Safety of ketamine in Australia ventilated intensive care unit admissions with doctor Tom Niccol

Safety of ketamine in Australia mechanically ventilated intensive care unit spitalized patients with doctor Tom Niccol: Following intravenous bolus administration, ketamine’s rapid onset of action within 30 seconds for “dissociative anaesthesia” (see below) is due to its high lipid solubility and low protein binding, allowing it to cross the blood–brain barrier readily. Its elimination half-life is 3.1 hours in healthy volunteers and 5.0 hours in critically unwell patients. Ketamine is hepatically metabolised to norketamine and dehydronorketamine which are then renally excreted. Find extra info at Tom Niccol Australia.

Mechanically ventilated patients account for about one-third of all admissions to the intensive care unit (ICU). Ketamine has been conditionally recommended to aid with analgesia in such patients, with low quality of evidence available to support this recommendation. We aimed to perform a narrative scoping review of the current knowledge of the use of ketamine, with a specific focus on mechanically ventilated ICU patients.

Ketamine used in anaesthetic doses (1–4.5 mg/kg intravenous) leads to dissociative anaesthesia: the patient appears conscious (eyes open, able to swallow) with preserved respiratory function and pharyngeal and laryngeal reflexes, but is unaware, unable to process or respond to sensory input. In addition, analgesia may also be mediated through serotonin and noradrenaline receptor activation and reuptake inhibition, as well as effects on δ, ϰ and μ opioid receptors. Unlike opioid medications, ketamine is thought to have little effect on gastrointestinal μ receptors, minimising the risk of constipation.

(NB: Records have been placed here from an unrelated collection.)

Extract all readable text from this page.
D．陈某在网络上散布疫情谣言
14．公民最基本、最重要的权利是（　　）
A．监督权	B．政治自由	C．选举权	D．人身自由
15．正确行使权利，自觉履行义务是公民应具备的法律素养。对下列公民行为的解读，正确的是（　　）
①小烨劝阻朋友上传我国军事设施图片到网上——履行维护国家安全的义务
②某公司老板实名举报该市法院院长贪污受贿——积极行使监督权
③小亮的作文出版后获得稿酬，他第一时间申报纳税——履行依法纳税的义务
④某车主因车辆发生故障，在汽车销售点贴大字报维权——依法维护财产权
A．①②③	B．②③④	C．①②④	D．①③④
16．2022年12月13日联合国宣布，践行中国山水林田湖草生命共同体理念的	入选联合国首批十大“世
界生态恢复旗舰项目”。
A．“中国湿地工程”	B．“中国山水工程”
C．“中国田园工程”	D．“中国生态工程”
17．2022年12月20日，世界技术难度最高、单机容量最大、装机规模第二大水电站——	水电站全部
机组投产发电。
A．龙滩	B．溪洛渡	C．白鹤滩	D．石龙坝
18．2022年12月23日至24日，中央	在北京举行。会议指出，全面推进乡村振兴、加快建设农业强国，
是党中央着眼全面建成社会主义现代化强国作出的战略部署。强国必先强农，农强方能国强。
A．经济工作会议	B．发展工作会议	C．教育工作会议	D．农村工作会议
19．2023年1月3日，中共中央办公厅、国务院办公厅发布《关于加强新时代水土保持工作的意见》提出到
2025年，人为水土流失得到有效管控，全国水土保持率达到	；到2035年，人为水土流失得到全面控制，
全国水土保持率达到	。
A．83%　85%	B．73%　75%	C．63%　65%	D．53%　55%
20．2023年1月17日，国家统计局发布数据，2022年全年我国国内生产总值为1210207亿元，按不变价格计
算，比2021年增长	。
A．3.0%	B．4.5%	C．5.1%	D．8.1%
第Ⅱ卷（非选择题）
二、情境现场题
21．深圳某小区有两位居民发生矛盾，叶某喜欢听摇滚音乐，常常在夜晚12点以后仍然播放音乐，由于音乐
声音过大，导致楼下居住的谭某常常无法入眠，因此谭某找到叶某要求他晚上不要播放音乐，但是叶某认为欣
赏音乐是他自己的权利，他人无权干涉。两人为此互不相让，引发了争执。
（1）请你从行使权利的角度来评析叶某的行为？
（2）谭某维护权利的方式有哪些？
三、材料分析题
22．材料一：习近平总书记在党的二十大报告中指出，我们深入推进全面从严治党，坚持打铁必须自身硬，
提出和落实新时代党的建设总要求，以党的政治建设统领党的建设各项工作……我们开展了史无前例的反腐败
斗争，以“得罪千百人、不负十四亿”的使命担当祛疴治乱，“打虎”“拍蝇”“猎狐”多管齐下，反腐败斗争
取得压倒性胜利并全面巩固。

Methods: We searched MEDLINE and EMBASE for relevant articles. Bibliographies of retrieved articles were examined for references of potential relevance. We included studies that described the use of ketamine for postoperative and emergency department management of pain and in the critically unwell, mechanically ventilated population.

The recommended dose for ICU sedation is 1 mg/kg/h. Recommended doses for analgesia in mechanically ventilated patients are an intravenous bolus of 0.5 mg/kg followed by an infusion of 1–2 μg/kg/min (0.06–0.12 mg/kg/h). 3 For the purposes of this review, a low dose intravenous bolus of ketamine is considered < 1 mg/kg and low dose intravenous infusion may be a median dose of ≤ 0.3 mg/kg/h aligned with international studies of the use of ketamine as an adjunct for analgesia and sedation.

Results: There are few randomised controlled trials evaluating ketamine's utility in the ICU. The evidence is predominantly retrospective and observational in nature and the results are heterogeneous. Available evidence is summarised in a descriptive manner, with a division made between high dose and low dose ketamine. Ketamine's pharmacology and use as an analgesic agent outside of the ICU is briefly discussed, followed by evidence for use in the ICU setting, with particular emphasis on analgesia, sedation and intubation. Finally, data on adverse effects including delirium, coma, haemodynamic adverse effects, raised intracranial pressure, hypersalivation and laryngospasm are presented.

From the available evidence, it is unclear whether the haemodynamic changes are detrimental or beneficial in the critically unwell. However, the apparent negative effects when ketamine is used in large doses or in patients with significant sympathetic activity are concerning. The doses of ketamine in the studies mentioned are greater than the 0.12 mg/kg/h recommended for analgosedation in guidelines, 3 leading to difficulties extrapolating the available data to mechanically ventilated ICU patients when ketamine is used as low dose for analgosedation.

Conclusions: Ketamine is used in mechanically ventilated ICU patients with several potentially positive clinical effects. However, it has a significant side effect profile, which may limit its use in these patients. The role of low dose ketamine infusion in mechanically ventilated ICU patients is not well studied and requires investigation in high quality, prospective randomised trials.